Le retour de Karim Benzema (33 ans, 81 sélections, 27 buts) sous la tunique de l'équipe de France après cinq années d'absence a bien évidemment été LE sujet principal de la longue conférence de presse tenue par Didier Deschamps en ce mardi soir. Face aux journalistes, le sélectionneur des Bleus a patiemment répondu à toutes les questions sur l'attaquant du Real Madrid. Extraits choisis.
Des étapes importantes ont été franchies
"Par rapport à Karim, il y a eu une étape importante, c'est le fait qu'on puisse se voir et discuter ensemble. C'est la première étape. J'ai pris le temps de réfléchir, d'analyser ce qu'on s'est dit. Je ne parlerai pas du contenu de notre discussion qui a eu lieu il y a un petit moment quand même, pour en arriver aujourd'hui à la décision de le sélectionner Je n'ai jamais dit à aucun moment que Karim Benzema n'était pas sélectionnable. Il l'a toujours été. Vous pouvez me poser la question pourquoi avant ? Je ne suis pas magicien lui non plus, on ne peut pas faire machine arrière, c'est factuel".
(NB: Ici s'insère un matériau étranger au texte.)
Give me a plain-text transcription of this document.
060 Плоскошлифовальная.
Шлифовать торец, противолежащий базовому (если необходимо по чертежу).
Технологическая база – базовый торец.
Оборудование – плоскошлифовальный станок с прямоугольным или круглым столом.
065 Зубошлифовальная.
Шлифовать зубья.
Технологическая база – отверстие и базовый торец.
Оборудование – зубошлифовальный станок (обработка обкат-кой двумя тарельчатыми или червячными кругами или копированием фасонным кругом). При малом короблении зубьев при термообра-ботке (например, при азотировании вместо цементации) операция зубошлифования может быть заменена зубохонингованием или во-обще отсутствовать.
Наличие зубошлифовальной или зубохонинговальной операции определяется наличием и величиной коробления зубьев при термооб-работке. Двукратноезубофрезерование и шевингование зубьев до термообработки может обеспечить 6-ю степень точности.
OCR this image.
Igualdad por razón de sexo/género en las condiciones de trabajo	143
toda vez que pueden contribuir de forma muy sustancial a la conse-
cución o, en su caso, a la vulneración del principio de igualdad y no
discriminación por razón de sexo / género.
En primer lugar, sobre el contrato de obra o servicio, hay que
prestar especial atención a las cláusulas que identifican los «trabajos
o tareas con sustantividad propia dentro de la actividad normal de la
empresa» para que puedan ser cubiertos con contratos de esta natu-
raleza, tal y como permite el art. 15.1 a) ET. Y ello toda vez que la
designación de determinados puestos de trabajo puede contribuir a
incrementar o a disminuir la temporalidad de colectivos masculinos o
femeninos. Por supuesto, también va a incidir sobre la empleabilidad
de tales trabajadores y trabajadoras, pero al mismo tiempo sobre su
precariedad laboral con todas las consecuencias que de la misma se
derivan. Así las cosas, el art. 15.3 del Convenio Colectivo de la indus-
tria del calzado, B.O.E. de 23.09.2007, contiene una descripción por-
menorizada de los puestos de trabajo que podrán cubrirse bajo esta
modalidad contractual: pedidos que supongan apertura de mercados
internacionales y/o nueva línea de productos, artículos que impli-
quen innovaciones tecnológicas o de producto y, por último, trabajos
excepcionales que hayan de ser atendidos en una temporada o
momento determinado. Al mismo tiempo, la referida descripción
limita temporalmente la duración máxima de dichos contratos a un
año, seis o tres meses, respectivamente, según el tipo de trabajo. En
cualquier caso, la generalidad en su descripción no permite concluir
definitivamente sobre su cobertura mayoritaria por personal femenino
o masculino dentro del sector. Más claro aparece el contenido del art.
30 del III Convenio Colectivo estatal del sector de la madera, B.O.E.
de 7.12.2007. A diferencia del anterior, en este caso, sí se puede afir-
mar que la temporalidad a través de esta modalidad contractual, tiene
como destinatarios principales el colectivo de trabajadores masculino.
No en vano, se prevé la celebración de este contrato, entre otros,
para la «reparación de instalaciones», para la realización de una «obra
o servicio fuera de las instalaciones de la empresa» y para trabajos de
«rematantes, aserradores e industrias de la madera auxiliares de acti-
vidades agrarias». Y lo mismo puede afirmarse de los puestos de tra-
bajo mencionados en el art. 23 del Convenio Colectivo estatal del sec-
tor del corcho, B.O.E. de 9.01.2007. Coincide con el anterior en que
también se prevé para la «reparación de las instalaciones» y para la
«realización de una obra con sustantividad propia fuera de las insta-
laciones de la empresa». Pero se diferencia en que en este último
Une influence sur l'équilibre du groupe
"Je vais faire une réponse très courte. Vous avez la réponse par rapport au choix que je fais. Sinon, j'aurais fait un autre choix".
La discussion
"Est-ce vraiment important ? L'important, c'est qu'on s'est vus. Pourquoi c'est important ? Ça met une personne plus en valeur que l'autre ? Pour moi ca n'a pas d'importance, se voir ça s'est important".
Sa décision
"Quand ai-je pris ma décision ? Ma décision a été prise aujourd'hui, mais elle a évidemment été prise dans ma tête il y a un petit moment. Avec mon staff, il y a beaucoup de discussions. À partir du moment où je prends une décision, ils le savent. On pèse toujours le pour et le contre. Il y a eu des étapes. Plusieurs. Je n'ai pas cherché à cacher quoi que ce soit. J'ai des pré-listes à faire, et il y avait les noms dans la pré-liste. Que ça se soit fait en toute discrétion, oui".
Noël Le Graët a été tenu au courant
"Évidemment, de par la relation de confiance que j'ai avec mon président, je tiens à le remercier parce que depuis le premier jour ça a toujours été un soutien précieux pour moi. Je l'ai tenu au courant de l'évolution de ma réflexion. Mon président est très content ce soir".
Karim Benzema aurait été présent dans une liste de 23
"C'est l'offenser de penser qu'il ne pouvait pas être dans les 23. C'est Karim Benzema! Sans vouloir faire de hiérarchie, là je ne vous cache pas qu'il aurait été dans les 23".
Un sujet tabou
"Ça n'a pas été tabou. Mais à un moment, vous me posiez toujours la même question... J'ai dit les choses, à un moment, le pourquoi du comment. Ce n'est peut-être pas une réponse qui vous plait, mais j'ai expliqué. Si c'est pour me répéter sans arrêt... Au bout d'un moment, ça ne sert plus à rien. Si c'est pour me parler des joueurs qui ne sont pas là... Pendant ce temps, l'équipe de France avait des matchs. Ça n'a jamais été un sujet tabou".
Un Karim Benzema plus mature
"Une carrière d'un joueur pro, ça ne dure pas vingt ans. Qu'il ait gagné en maturité, en sérénité, qu'il ait changé certaines choses... sans doute. À travers son club, sa vie. Ce qu'on fait à 20 ans, on ne le fait pas à 25. Ce qu'on fait à 25, on ne le fait pas à 30. C'est de l'expérience, avec de bonnes et moins bonnes choses. La maturité ne vient pas en claquant des doigts".
Les autres joueurs n'ont pas été consultés
"Je n'ai jamais impliqué les joueurs dans la sélection ou la non-sélection d'un joueur, ce n'est pas leur rôle. (...) C'est moi qui prends la décision, pour leur intérêt bien évidemment. Je n'ai pas d'inquiétude. Karim n'est pas stupide, et il est même intelligent. Il vient dans un groupe avec un vécu et des repères. Ils ne sont pas tous amis, mais forcément l'ambiance est bonne".
"Le besoin réciproque", le déclencheur de la rencontre
"À partir du moment où le besoin était réciproque, pour lui, pour moi, ça s'est fait. Ça aurait pu se faire avant, mais on ne peut rien y changer".